Может, он член какого-нибудь клуба или тайного общества? И ониузнают друг друга по этим знакам…
— Спасибо, Кесслер. Все это очень интересно.
— Да, сэр. Мистер Пилигрим вообще очень интересный человек. Не просто очередной лунатик. Вы понимаете?
— Прекрасно понимаю. Всего хорошего.
— Всего хорошего, доктор.
Когда Юнг ушел, закрыв за собой дверь, Кесслер вернулся к кровати, взял рубашку Пилигрима, расправил, как и раньше, рукава и поднял ее к солнечному свету, лившемуся через окно.
Значит, aнгелы пахнут лимонами? Ну-ну… Они пахнут лимонами, а в том месте, где у них прикрепляются крылья, Господь ставит отметину в виде бабочки — прямо между лопатками.
Он держал расправленные рукава и смотрел, как солнечный свет колеблется в складках. Складывал их — и расправлял. Складывал и расправлял — и снова складывал и расправлял в ангельском полете.
12
Кесслер жил со своей матерью и сестрой Эльвирой в высоком узком доме на полпути между клиникой и рекой Лиммат. Он был единственным сыном в семье, зато в ней было шесть дочерей, причем пять из них удачно вышли замуж. Шестую, Эльвиру, родители оставили при себе, чтобы она присматривала за ними до самой смерти — вела хозяйство, выполняла их поручения, а заодно воспитывала и растила малолетнего Иоганнеса Кесслера.
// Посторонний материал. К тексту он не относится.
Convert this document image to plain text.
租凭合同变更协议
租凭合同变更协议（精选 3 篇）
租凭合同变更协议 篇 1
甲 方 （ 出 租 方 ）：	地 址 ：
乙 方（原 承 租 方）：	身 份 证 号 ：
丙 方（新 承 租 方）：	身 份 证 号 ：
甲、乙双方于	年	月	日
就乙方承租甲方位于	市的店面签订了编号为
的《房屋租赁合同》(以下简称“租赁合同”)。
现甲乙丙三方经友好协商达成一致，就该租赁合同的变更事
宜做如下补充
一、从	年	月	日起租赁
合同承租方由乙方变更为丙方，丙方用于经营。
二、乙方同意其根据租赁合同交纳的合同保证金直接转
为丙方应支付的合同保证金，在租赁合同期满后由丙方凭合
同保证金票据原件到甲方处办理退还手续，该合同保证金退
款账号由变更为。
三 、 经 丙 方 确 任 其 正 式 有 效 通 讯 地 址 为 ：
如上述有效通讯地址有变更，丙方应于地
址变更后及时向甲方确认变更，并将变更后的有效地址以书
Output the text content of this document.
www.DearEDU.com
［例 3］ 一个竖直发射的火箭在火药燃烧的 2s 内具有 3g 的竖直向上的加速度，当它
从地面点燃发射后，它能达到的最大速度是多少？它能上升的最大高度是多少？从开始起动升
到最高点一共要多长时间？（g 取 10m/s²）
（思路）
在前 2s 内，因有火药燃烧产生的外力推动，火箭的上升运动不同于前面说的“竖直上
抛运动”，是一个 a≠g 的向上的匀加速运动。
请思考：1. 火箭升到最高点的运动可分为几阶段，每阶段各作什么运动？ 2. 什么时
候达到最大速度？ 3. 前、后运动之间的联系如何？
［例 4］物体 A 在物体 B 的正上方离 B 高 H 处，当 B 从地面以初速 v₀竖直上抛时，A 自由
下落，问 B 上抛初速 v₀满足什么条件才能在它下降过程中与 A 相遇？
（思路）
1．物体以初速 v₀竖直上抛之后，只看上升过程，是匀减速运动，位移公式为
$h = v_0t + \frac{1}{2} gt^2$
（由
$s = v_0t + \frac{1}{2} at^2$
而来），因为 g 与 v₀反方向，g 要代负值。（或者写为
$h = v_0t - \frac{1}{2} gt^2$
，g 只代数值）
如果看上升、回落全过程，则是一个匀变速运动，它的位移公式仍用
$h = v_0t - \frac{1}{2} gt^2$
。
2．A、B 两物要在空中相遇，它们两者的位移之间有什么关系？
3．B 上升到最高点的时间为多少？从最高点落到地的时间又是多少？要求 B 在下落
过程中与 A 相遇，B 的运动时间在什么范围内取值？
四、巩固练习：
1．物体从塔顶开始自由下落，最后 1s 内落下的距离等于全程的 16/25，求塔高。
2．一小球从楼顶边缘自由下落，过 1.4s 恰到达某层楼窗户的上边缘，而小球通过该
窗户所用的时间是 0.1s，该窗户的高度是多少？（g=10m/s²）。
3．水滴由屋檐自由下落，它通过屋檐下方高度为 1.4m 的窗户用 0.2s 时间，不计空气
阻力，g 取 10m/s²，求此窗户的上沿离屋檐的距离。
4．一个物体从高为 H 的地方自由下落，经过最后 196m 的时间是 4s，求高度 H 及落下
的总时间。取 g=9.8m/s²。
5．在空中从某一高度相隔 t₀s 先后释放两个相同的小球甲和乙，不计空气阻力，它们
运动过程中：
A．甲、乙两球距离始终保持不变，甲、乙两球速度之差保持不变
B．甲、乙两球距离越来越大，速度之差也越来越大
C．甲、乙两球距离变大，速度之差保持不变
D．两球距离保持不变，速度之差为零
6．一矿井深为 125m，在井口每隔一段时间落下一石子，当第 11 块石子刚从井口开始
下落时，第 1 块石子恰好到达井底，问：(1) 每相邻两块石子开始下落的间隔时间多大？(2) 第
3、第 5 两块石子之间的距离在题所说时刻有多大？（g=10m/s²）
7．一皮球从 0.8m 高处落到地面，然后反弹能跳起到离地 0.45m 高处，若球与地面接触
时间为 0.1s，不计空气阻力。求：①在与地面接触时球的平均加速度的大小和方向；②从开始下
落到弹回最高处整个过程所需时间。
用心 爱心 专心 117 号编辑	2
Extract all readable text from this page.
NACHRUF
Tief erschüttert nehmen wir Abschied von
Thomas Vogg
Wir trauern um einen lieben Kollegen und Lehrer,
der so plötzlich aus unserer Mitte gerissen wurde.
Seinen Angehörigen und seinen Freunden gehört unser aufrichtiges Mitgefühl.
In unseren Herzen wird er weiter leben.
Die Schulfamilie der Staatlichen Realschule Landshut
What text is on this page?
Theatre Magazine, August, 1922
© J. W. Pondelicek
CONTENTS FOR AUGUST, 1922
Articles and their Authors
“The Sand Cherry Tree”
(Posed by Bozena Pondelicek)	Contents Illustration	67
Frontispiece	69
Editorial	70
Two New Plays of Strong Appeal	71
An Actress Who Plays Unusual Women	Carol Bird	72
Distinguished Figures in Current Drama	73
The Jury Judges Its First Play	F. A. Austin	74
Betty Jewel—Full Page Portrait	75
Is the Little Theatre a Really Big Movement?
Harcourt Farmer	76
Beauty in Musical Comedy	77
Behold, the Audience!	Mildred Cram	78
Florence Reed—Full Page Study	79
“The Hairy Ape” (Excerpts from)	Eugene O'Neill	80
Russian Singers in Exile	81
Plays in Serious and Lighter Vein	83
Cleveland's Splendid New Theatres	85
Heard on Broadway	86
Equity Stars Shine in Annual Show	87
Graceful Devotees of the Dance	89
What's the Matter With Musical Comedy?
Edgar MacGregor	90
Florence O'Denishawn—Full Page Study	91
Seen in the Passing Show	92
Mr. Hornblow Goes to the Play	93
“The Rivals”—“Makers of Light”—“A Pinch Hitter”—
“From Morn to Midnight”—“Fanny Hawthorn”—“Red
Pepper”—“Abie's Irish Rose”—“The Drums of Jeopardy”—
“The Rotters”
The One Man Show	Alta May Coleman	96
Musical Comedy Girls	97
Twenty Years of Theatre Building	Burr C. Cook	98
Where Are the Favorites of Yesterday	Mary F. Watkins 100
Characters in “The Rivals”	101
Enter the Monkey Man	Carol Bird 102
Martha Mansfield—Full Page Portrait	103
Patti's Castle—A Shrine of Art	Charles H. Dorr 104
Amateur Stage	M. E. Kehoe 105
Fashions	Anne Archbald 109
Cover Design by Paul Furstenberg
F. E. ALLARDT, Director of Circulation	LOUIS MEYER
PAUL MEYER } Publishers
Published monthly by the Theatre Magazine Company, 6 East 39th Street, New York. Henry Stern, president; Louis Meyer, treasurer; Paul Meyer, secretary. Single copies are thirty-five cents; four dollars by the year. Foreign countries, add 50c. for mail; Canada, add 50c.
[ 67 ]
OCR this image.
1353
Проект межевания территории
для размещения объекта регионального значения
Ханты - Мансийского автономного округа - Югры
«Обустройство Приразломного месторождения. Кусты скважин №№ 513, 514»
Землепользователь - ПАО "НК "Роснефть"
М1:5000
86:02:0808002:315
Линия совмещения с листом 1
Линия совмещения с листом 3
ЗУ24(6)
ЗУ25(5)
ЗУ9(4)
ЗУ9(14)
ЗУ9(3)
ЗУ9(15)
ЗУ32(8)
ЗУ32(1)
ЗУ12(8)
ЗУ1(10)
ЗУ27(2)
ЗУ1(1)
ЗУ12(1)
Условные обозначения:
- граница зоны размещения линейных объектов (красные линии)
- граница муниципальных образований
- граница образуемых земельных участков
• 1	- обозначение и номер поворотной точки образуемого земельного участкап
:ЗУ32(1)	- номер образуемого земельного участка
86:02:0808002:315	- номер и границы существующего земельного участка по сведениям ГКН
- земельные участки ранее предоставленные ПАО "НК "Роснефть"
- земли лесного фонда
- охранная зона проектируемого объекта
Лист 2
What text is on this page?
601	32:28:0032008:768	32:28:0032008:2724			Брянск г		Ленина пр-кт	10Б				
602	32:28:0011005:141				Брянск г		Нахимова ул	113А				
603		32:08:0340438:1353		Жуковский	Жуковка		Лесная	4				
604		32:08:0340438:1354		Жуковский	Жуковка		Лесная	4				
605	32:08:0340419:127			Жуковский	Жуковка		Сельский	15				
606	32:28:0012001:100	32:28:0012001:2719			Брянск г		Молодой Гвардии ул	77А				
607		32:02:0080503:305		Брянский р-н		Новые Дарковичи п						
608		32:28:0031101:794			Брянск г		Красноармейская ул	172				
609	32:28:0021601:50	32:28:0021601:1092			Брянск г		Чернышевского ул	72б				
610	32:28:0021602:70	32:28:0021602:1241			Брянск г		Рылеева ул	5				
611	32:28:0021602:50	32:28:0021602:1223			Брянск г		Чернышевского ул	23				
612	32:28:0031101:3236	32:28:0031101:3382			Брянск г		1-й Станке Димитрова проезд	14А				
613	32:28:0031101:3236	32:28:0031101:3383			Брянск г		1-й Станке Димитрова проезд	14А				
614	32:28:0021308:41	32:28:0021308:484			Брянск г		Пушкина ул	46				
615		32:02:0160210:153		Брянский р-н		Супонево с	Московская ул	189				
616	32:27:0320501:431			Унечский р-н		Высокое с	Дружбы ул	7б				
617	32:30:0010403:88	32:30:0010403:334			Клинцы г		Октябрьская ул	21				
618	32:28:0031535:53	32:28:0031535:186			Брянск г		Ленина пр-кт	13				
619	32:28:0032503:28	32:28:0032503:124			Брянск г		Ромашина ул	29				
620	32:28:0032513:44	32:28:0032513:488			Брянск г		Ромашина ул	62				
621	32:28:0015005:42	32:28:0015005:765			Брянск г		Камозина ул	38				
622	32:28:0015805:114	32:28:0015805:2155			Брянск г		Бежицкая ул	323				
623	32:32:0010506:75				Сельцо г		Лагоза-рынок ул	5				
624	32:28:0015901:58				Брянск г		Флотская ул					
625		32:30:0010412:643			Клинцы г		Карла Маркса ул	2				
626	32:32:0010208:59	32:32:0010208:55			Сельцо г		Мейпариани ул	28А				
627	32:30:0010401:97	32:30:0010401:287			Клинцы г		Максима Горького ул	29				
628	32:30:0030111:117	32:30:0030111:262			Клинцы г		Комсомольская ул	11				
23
Они были бедны. Родители оба работали: Иоганнес-старший — на мельнице, фрау Эда — поварихой у адвоката герра Мюнстера, который, кстати, не был женат. Однако его холостяцкое положение никоим образом не угрожало репутации фрау Эды. Она не потерпела бы ни малейших намеков на заигрывание. Фрау Эда лелеяла честолюбивые планы насчет детей, и никакие скандалы не должны были омрачить их будущее. Ее дети выбьются в люди!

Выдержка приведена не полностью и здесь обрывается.